Reputation: 48725
Suppose I have simple table like this:
ID (PRIMARY)
time (INT)
stage (TINYINT)
other fields...
I have to do range search on time while normally selecting stage. With SQL query example:
SELECT * FROM table WHERE time>10000 AND (stage=1 OR stage=3 OR stage=4)
VERY IMPORTANT: There are a lot of rows with stage = 2, let's say 99% of the table. There are only 5 distinct stage values.
What would be the propper indexing of this table?
Upvotes: 0
Views: 79
Reputation: 47038
It depends on the distribution of the values in the different columns.

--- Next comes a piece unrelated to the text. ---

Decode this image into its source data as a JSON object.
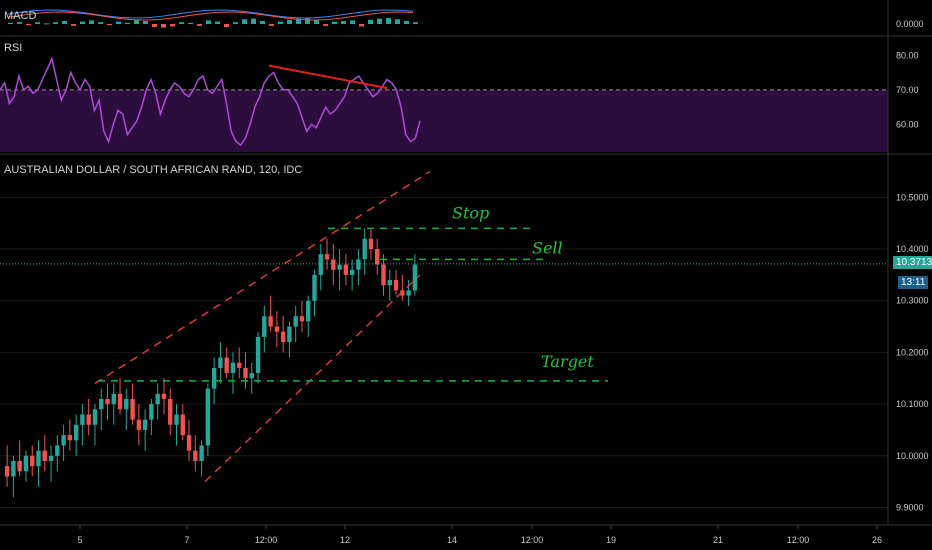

If you have very few possible stage
values you will probably have the best performance with either a separate index on time
and one on stage
or with a combined index time, stage
.
But if you have lots of distinct stage
values it might be faster to order the index the other way around: stage, time
.
But using OR
makes the stage
search more fragmented compared to an AND
search. Therefore I would try to have time
first in the index.
The only way to know for sure on your specific set of data is to try and measure, but above three mentioned candidates are my top candidates for indexes.
Edit
You might want to create a clustered index on time
, possibly time, stage
if most of your queries search by time range. This way you minimize lookup in the table once you found the correct rows in the index.
Beware that this can create a fragmented dataspace if time
is strictly increasing when you insert new records.
Upvotes: 1
Reputation: 484
Create an index with time first and stage second if there's a low cardinality in the stage-column. You can also change the stage part to AND stage IN (2, 10)
might improve performance as well as readability. :)
Good luck!
Upvotes: 1